- Born: December 24, 1898 Geneva, Switzerland
- Died: March 16, 1982 Geneva, Switzerland
- Citizenship: Italy; Thônex (1918)
- Occupations: Graphic artist, caricaturist, poster designer
- Spouse: Norma Cremona

= Noël Fontanet =

Swiss graphic artist and poster designer

Noël Fontanet (24 December 1898 – 16 March 1982) was a Swiss graphic artist, caricaturist, and poster designer, best known for his prolific output of advertising and political posters during the interwar period in Geneva.

== Life and career ==

Fontanet was born in Geneva on 24 December 1898, son of Gaudenzio Fontanetto and Maria Cantoia. He was of Italian origin and naturalized in Thônex in 1918. He married Norma Cremona. After an apprenticeship as a sign painter, he attended the Geneva School of Fine Arts from 1914 to 1918, then worked as a decorator at the Grand Théâtre de Genève.

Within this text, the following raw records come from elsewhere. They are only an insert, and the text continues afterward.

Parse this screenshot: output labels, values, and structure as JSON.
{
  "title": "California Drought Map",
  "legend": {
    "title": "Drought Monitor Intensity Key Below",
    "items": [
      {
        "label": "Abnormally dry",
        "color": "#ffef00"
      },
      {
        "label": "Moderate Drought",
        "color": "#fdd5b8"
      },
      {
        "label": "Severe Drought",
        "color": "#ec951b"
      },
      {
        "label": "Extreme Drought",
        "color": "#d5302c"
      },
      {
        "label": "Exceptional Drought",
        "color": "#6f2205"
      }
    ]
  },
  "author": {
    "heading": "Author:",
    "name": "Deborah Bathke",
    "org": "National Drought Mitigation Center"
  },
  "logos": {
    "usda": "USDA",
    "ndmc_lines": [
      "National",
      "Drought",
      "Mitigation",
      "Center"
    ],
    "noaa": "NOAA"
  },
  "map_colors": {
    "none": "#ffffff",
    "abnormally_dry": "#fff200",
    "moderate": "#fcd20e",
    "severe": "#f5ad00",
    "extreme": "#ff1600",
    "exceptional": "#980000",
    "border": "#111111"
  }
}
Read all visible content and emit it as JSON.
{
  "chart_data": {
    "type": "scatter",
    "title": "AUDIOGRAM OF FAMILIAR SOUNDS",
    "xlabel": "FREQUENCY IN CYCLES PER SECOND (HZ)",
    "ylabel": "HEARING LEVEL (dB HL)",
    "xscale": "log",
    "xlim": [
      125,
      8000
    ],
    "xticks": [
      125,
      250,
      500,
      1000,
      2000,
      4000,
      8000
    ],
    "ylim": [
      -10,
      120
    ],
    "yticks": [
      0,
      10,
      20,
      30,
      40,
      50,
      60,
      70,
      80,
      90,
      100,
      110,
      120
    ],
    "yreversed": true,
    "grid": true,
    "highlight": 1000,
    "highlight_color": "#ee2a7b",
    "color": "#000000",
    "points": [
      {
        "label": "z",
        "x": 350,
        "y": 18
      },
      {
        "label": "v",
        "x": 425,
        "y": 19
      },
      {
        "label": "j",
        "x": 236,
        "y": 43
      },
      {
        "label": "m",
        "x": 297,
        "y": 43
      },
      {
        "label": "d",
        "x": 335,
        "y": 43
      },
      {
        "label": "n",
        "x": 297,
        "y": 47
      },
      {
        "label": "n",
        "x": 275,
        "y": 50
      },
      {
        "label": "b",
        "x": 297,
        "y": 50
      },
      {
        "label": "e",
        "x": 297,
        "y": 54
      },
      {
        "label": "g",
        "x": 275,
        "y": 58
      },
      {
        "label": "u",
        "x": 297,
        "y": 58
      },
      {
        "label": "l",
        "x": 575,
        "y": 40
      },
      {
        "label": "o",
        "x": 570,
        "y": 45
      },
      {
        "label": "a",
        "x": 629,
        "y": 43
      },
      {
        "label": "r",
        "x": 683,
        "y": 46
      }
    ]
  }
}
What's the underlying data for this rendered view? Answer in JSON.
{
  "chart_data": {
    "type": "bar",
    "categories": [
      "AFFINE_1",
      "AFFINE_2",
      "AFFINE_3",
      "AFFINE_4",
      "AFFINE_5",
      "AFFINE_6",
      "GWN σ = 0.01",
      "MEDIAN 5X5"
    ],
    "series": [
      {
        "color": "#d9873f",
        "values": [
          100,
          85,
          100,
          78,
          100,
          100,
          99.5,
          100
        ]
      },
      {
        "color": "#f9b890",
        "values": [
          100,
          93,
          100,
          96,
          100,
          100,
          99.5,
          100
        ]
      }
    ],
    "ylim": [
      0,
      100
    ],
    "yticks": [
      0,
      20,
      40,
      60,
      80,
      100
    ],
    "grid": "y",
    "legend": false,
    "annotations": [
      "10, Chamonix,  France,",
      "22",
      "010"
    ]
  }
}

In the 1920s, Fontanet worked in Paris as a graphic designer. On his return to Geneva, he drew caricatures for numerous periodicals, including Le Pilori (1923–1940). He headed the advertising studio of the Société générale d'affichage (c. 1925 – 1953), producing several hundred posters across a wide range of genres. His political work reflects his involvement with the far-right National Union, with a particular affinity for historical subjects. He also worked for several local patriotic societies.

== Bibliography ==

- La Suisse, 18 March 1982.
- Jean-Charles Giroud; Michel Schlup, eds. L'affiche en Suisse romande durant l'entre-deux-guerres. 1994, pp. 95–107.